В июле 1938 года Вулф умер от туберкулеза мозга. Ему было 37 лет. Он оставил два неоконченных романа[282]. Редактор Вулфа в издательстве Harper & Brothers Эдвард Эсвелл заперся в своем манхэттенском кабинете и принялся изучать тысячи страниц текста. Редактировать первую посмертную книгу Вулфа «Паутина и скала» было относительно легко. Она вышла в свет в июне 1939 года, критики восприняли ее неоднозначно. Эсвелл же сосредоточился на второй — куда более непростой для редактуры — книге. «Домой возврата нет», расширенный вариант «Хочу вам кое-что сказать», увидела свет в 1940 году. Главный герой полуавтобиографического романа разрывается между Нью-Йорком, Парижем и гитлеровским Берлином и ищет себя. История любви, утраты и надежды складывается из осколков прошлого и настоящего в своего рода оду ностальгии.

В момент неожиданного просветления главный герой говорит: «Нет возврата в семью, в детство, нет возврата к романтической любви, к юношеским мечтам об известности, о славе… нет возврата к старому порядку вещей, который некогда казался вечным, а на самом деле вечно меняется, — нет возврата в убежище Прошлого и Воспоминаний»[283].
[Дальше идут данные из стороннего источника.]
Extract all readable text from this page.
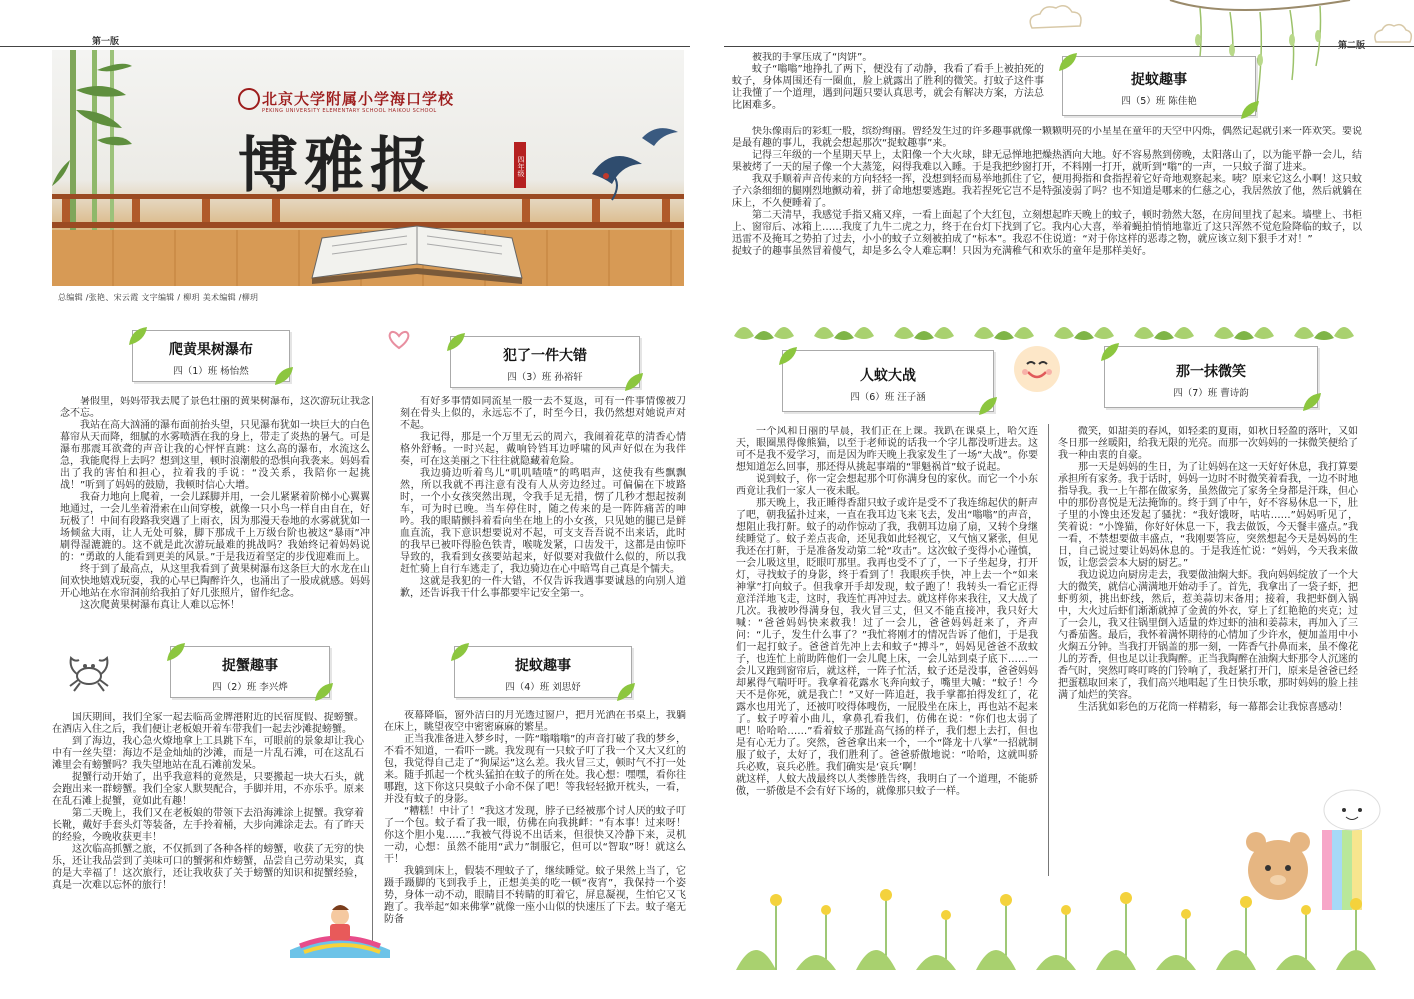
第一版	第二版
北京大学附属小学海口学校
PEKING UNIVERSITY ELEMENTARY SCHOOL HAIKOU SCHOOL
博雅报	四年级
总编辑 /张艳、宋云霞 文字编辑 / 柳玥 美术编辑 /柳玥
爬黄果树瀑布
四（1）班 杨怡然

暑假里，妈妈带我去爬了景色壮丽的黄果树瀑布，这次游玩让我念念不忘。

我站在高大汹涌的瀑布面前抬头望，只见瀑布犹如一块巨大的白色幕帘从天而降，细腻的水雾喷洒在我的身上，带走了炎热的暑气。可是瀑布那震耳欲聋的声音让我的心怦怦直跳：这么高的瀑布，水流这么急，我能爬得上去吗？想到这里，顿时浪潮般的恐惧向我袭来。妈妈看出了我的害怕和担心，拉着我的手说：“没关系，我陪你一起挑战！”听到了妈妈的鼓励，我顿时信心大增。

我奋力地向上爬着，一会儿踩脚并用，一会儿紧紧着阶梯小心翼翼地通过，一会儿坐着滑索在山间穿梭，就像一只小鸟一样自由自在，好玩极了！中间有段路我突遇了上雨衣，因为那漫天卷地的水雾就犹如一场倾盆大雨，让人无处可躲，脚下那成千上万级台阶也被这“暴雨”冲刷得湿漉漉的。这不就是此次游玩最难的挑战吗？我始终记着妈妈说的：“勇敢的人能看到更美的风景。”于是我迈着坚定的步伐迎难而上。

终于到了最高点，从这里我看到了黄果树瀑布这条巨大的水龙在山间欢快地嬉戏玩耍，我的心早已陶醉许久，也涌出了一股成就感。妈妈开心地站在水帘洞前给我拍了好几张照片，留作纪念。

这次爬黄果树瀑布真让人难以忘怀！

犯了一件大错
四（3）班 孙裕轩

有好多事情如同流星一般一去不复返，可有一件事情像被刀刻在骨头上似的，永远忘不了，时至今日，我仍然想对她说声对不起。

我记得，那是一个万里无云的周六，我闹着花草的清香心情格外舒畅。一时兴起，戴响铃铛耳边呼啸的风声好似在为我伴奏，可在这美丽之下往往就隐藏着危险。

我边骑边听着鸟儿“叽叽喳喳”的鸣唱声，这使我有些飘飘然，所以我就不再注意有没有人从旁边经过。可偏偏在下坡路时，一个小女孩突然出现，令我手足无措，愣了几秒才想起按刹车，可为时已晚。当车停住时，随之传来的是一阵阵痛苦的呻吟。我的眼睛颤抖着看向坐在地上的小女孩，只见她的腿已是鲜血直流，我下意识想要说对不起，可支支吾吾说不出来话，此时的我早已被吓得脸色铁青，喉咙发紧，口齿发干，这都是由惊吓导致的，我看到女孩要站起来，好似要对我做什么似的，所以我赶忙骑上自行车逃走了，我边骑边在心中暗骂自己真是个懦夫。

这就是我犯的一件大错，不仅告诉我遇事要诚恳的向别人道歉，还告诉我干什么事都要牢记安全第一。

捉蟹趣事
四（2）班 李兴烨

国庆期间，我们全家一起去临高金牌港附近的民宿度假、捉螃蟹。在酒店入住之后，我们便让老板娘开着车带我们一起去沙滩捉螃蟹。

到了海边，我心急火燎地拿上工具跳下车，可眼前的景象却让我心中有一丝失望：海边不是金灿灿的沙滩，而是一片乱石滩，可在这乱石滩里会有螃蟹吗？我失望地站在乱石滩前发呆。

捉蟹行动开始了，出乎我意料的竟然是，只要搬起一块大石头，就会跑出来一群螃蟹。我们全家人默契配合，手脚并用，不亦乐乎。原来在乱石滩上捉蟹，竟如此有趣！

第二天晚上，我们又在老板娘的带领下去沿海滩涂上捉蟹。我穿着长靴，戴好手套头灯等装备，左手拎着桶，大步向滩涂走去。有了昨天的经验，今晚收获更丰！

这次临高抓蟹之旅，不仅抓到了各种各样的螃蟹，收获了无穷的快乐，还让我品尝到了美味可口的蟹粥和炸螃蟹，品尝自己劳动果实，真的是大幸福了！这次旅行，还让我收获了关于螃蟹的知识和捉蟹经验，真是一次难以忘怀的旅行！

捉蚊趣事
四（4）班 刘思妤

夜幕降临，窗外洁白的月光透过窗户，把月光洒在书桌上，我躺在床上，眺望夜空中密密麻麻的繁星。

正当我准备进入梦乡时，一阵“嗡嗡嗡”的声音打破了我的梦乡，不看不知道，一看吓一跳。我发现有一只蚊子叮了我一个又大又红的包，我觉得自己走了“狗屎运”这么差。我火冒三丈，顿时气不打一处来。随手抓起一个枕头猛拍在蚊子的所在处。我心想：嘿嘿，看你往哪跑，这下你这只臭蚊子小命不保了吧！等我轻轻掀开枕头，一看，并没有蚊子的身影。

“糟糕！中计了！”我这才发现，脖子已经被那个讨人厌的蚊子叮了一个包。蚊子看了我一眼，仿佛在向我挑衅：“有本事！过来呀！你这个胆小鬼……”我被气得说不出话来，但很快又冷静下来，灵机一动，心想：虽然不能用“武力”制服它，但可以“智取”呀！就这么干！

我躺到床上，假装不理蚊子了，继续睡觉。蚊子果然上当了，它蹑手蹑脚的飞到我手上，正想美美的吃一顿“夜宵”，我保持一个姿势，身体一动不动，眼睛目不转睛的盯着它，屏息凝视，生怕它又飞跑了。我举起“如来佛掌”就像一座小山似的快速压了下去。蚊子毫无防备

被我的手掌压成了“肉饼”。

蚊子“嗡嗡”地挣扎了两下，便没有了动静，我看了看手上被拍死的蚊子，身体周围还有一圈血，脸上就露出了胜利的微笑。打蚊子这件事让我懂了一个道理，遇到问题只要认真思考，就会有解决方案，方法总比困难多。

捉蚊趣事
四（5）班 陈佳艳

快乐像雨后的彩虹一般，缤纷绚丽。曾经发生过的许多趣事就像一颗颗明亮的小星星在童年的天空中闪烁，偶然记起就引来一阵欢笑。要说是最有趣的事儿，我就会想起那次“捉蚊趣事”来。

记得三年级的一个星期天早上，太阳像一个大火球，肆无忌惮地把燥热洒向大地。好不容易熬到傍晚，太阳落山了，以为能平静一会儿，结果被烤了一天的屋子像一个大蒸笼，闷得我难以入睡。于是我把纱窗打开，不料刚一打开，就听到“嗡”的一声，一只蚊子溜了进来。

我双手顺着声音传来的方向轻轻一挥，没想到轻而易举地抓住了它，便用拇指和食指捏着它好奇地观察起来。咦？原来它这么小啊！这只蚊子六条细细的腿刚烈地颤动着，拼了命地想要逃跑。我若捏死它岂不是特强凌弱了吗？也不知道是哪来的仁慈之心，我居然放了他，然后就躺在床上，不久便睡着了。

第二天清早，我感觉手指又痛又痒，一看上面起了个大红包，立刻想起昨天晚上的蚊子，顿时勃然大怒，在房间里找了起来。墙壁上、书柜上、窗帘后、冰箱上……我度了九牛二虎之力，终于在台灯下找到了它。我内心大喜，举着蝇拍悄悄地靠近了这只浑然不觉危险降临的蚊子，以迅雷不及掩耳之势拍了过去，小小的蚊子立刻被拍成了“标本”。我忍不住说道：“对于你这样的恶毒之物，就应该立刻下狠手才对！”

捉蚊子的趣事虽然冒着傻气，却是多么令人难忘啊！只因为充满稚气和欢乐的童年是那样美好。

人蚊大战
四（6）班 汪子涵

一个风和日丽的早晨，我们正在上课。我趴在课桌上，哈欠连天，眼圈黑得像熊猫，以至于老师说的话我一个字儿都没听进去。这可不是我不爱学习，而是因为昨天晚上我家发生了一场“大战”。你要想知道怎么回事，那还得从挑起事端的“罪魁祸首”蚊子说起。

说到蚊子，你一定会想起那个叮你满身包的家伙。而它一个小东西竟让我们一家人一夜未眠。

那天晚上，我正睡得香甜只蚊子或许是受不了我连绵起伏的鼾声了吧，朝我猛扑过来，一直在我耳边飞来飞去，发出“嗡嗡”的声音，想阻止我打鼾。蚊子的动作惊动了我，我朝耳边扇了扇，又转个身继续睡觉了。蚊子差点丧命，还见我如此轻视它，又气恼又紧张，但见我还在打鼾，于是准备发动第二轮“攻击”。这次蚊子变得小心谨慎，一会儿吸这里，眨眼叮那里。我再也受不了了，一下子坐起身，打开灯，寻找蚊子的身影，终于看到了！我眼疾手快，冲上去一个“如来神掌”打向蚊子。但我拿开手却发现，蚊子跑了！我转头一看它正得意洋洋地飞走，这时，我连忙再冲过去。就这样你来我往，又大战了几次。我被吵得满身包，我火冒三丈，但又不能直接冲，我只好大喊：“爸爸妈妈快来救我！过了一会儿，爸爸妈妈赶来了，齐声问：“儿子，发生什么事了？”我忙将刚才的情况告诉了他们，于是我们一起打蚊子。爸爸首先冲上去和蚊子“搏斗”，妈妈见爸爸不敌蚊子，也连忙上前助阵他们一会儿爬上床，一会儿站到桌子底下……一会儿又跑到窗帘后，就这样，一阵子忙活，蚊子还是没事，爸爸妈妈却累得气喘吁吁。我拿着花露水飞奔向蚊子，嘴里大喊：“蚊子！今天不是你死，就是我亡！”又好一阵追赶，我手掌都拍得发红了，花露水也用光了，还被叮咬得体嗖伤，一屁股坐在床上，再也站不起来了。蚊子哼着小曲儿，拿鼻孔看我们，仿佛在说：“你们也太弱了吧！哈哈哈……”看着蚊子那趾高气扬的样子，我们想上去打，但也是有心无力了。突然，爸爸拿出来一个，一个“降龙十八掌”一招就制服了蚊子，太好了，我们胜利了。爸爸骄傲地说：“哈哈，这就叫骄兵必败，哀兵必胜。我们确实是‘哀兵’啊！

就这样，人蚊大战最终以人类惨胜告终，我明白了一个道理，不能骄傲，一骄傲是不会有好下场的，就像那只蚊子一样。

那一抹微笑
四（7）班 曹诗韵

微笑，如甜美的春风，如轻柔的夏雨，如秋日轻盈的落叶，又如冬日那一丝暖阳，给我无限的光亮。而那一次妈妈的一抹微笑便给了我一种由衷的自豪。

那一天是妈妈的生日，为了让妈妈在这一天好好休息，我打算要承担所有家务。我于话时，妈妈一边时不时微笑着看我，一边不时地指导我。我一上午都在做家务，虽然做完了家务全身都是汗珠，但心中的那份喜悦是无法掩饰的。终于到了中午，好不容易休息一下，肚子里的小馋虫还发起了骚扰：“我好饿呀，咕咕……”妈妈听见了，笑着说：“小馋猫，你好好休息一下，我去做饭，今天餐丰盛点。”我一看，不禁想要做丰盛点，“我刚要答应，突然想起今天是妈妈的生日，自己说过要让妈妈休息的。于是我连忙说：“妈妈，今天我来做饭，让您尝尝本大厨的厨艺。”

我边说边向厨房走去，我要做油焖大虾。我向妈妈绽放了一个大大的微笑，就信心满满地开始动手了。首先，我拿出了一袋子虾，把虾剪须，挑出虾线，然后，惹美蒜切末备用；接着，我把虾倒入锅中，大火过后虾们渐渐就掉了金黄的外衣，穿上了红艳艳的夹克；过了一会儿，我又往锅里倒入适量的炸过虾的油和姜蒜末，再加入了三勺番茄酱。最后，我怀着满怀期待的心情加了少许水，便加盖用中小火焖五分钟。当我打开锅盖的那一刻，一阵香气扑鼻而来，虽不像花儿的芳香，但也足以让我陶醉。正当我陶醉在油焖大虾那令人沉迷的香气时，突然叮咚叮咚的门铃响了，我赶紧打开门，原来是爸爸已经把蛋糕取回来了，我们高兴地唱起了生日快乐歌，那时妈妈的脸上挂满了灿烂的笑容。

生活犹如彩色的万花筒一样精彩，每一幕都会让我惊喜感动！
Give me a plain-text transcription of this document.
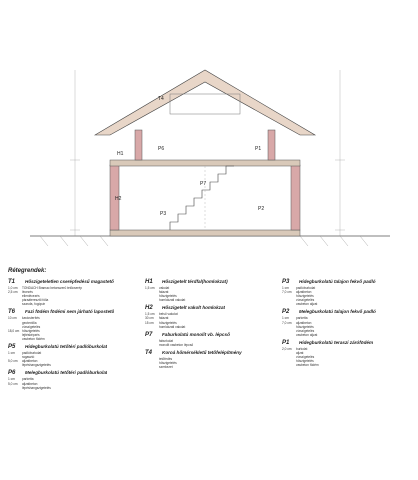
T4
H1
H2
P6
P7
P1
P2
P3
Rétegrendek:
T1	Hőszigeteletlen cserépfedésű magastető
1,0 cm	TONDACH Bramac betonszerű tetőcserép
2,5 cm	lécezés
ellenlécezés
páraáteresztő fólia
szarufa, fogópár
T6	Fazi födém födémi nem járható lapostető
10 cm	kavicsterítés
geotextília
vízszigetelés
18,0 cm hőszigetelés
lejtésképzés
vasbeton födém
P5	Hidegburkolatú tetőtéri padlóburkolat
1 cm	padlóburkolat
ragasztó
5,0 cm	aljzatbeton
lépéshangszigetelés
P6	Melegburkolatú tetőtéri padlóburkolat
1 cm	parketta
5,0 cm	aljzatbeton
lépéshangszigetelés
H1	Hőszigetelt térdfal(homlokzat)
1,5 cm	vakolat
falazat
hőszigetelés
homlokzati vakolat
H2	Hőszigetelt vakolt homlokzat
1,5 cm	belső vakolat
30 cm	falazat
15 cm	hőszigetelés
homlokzati vakolat
P7	Faburkolatú monolit vb. lépcső
faburkolat
monolit vasbeton lépcső
T4	Koroá hőmérsékletű tetőfelépítmény
tetőfedés
hőszigetelés
szerkezet
P3	Hidegburkolatú talajon fekvő padló
1 cm	padlóburkolat
7,0 cm	aljzatbeton
hőszigetelés
vízszigetelés
vasbeton aljzat
P2	Melegburkolatú talajon fekvő padló
1 cm	parketta
7,0 cm	aljzatbeton
hőszigetelés
vízszigetelés
vasbeton aljzat
P1	Hidegburkolatú teraszi zárófödém
2,0 cm	burkolat
aljzat
vízszigetelés
hőszigetelés
vasbeton födém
Пока Эдвард Эсвелл пытался подготовить последнюю книгу Томаса Вулфа к изданию, Дитрих Бонхёффер, который искал ответы на те же вопросы, что и ее герой, пытался вернуться в Нью-Йорк после восьмилетнего отсутствия. Для этого приходилось использовать все имеющиеся связи. Получив повестку в мае, он написал отцу: «Дорогой папа, не мог бы ты поинтересоваться у майора фон Кляйста в письме или, еще лучше, по телефону, как обстоят мои дела»[284].

Карл Бонхёффер попросил майора об услуге: нельзя ли устроить Дитриху временное освобождение от военной службы? За Дитриха просила также Рут фон Кляйст-Ретцов. Этого оказалось достаточно. Пастору Бонхёфферу разрешили в апреле выехать в Британию, а также оформили годовую отсрочку. Дитрих немедленно ею воспользовался и покинул страну.

В Британии Бонхёффер сообщил Рейнгольду Нибуру, что Германия начнет войну через полгода, а то и раньше[285]. Нибур сразу же связался с президентом Объединенной теологической семинарии в Нью-Йорке и сотрудниками факультета. Семинария отозвалась мгновенно — Бонхёффера пригласили читать лекции летом. Отсрочка от призыва позволяла ему использовать эту возможность. Нибур тем временем обратился к своим коллегам и друзьям с тем, чтобы помочь найти Бонхёфферу постоянную работу в Соединенных Штатах[286]. План был выработан за несколько недель. Бетге управлял семинарией в Зигурдсхофе[287]. Его зять, пастор Фриц Оннаш, согласился управлять семинарией в Кеслине[288]. Бонхёффер пообещал совету Исповедующей церкви вернуться не позже чем через год. Однако на самом деле он готовился пробыть за границей гораздо дольше. Двадцать седьмого мая он подписал документы о передаче Бетге «полного права распоряжения всем моим имуществом».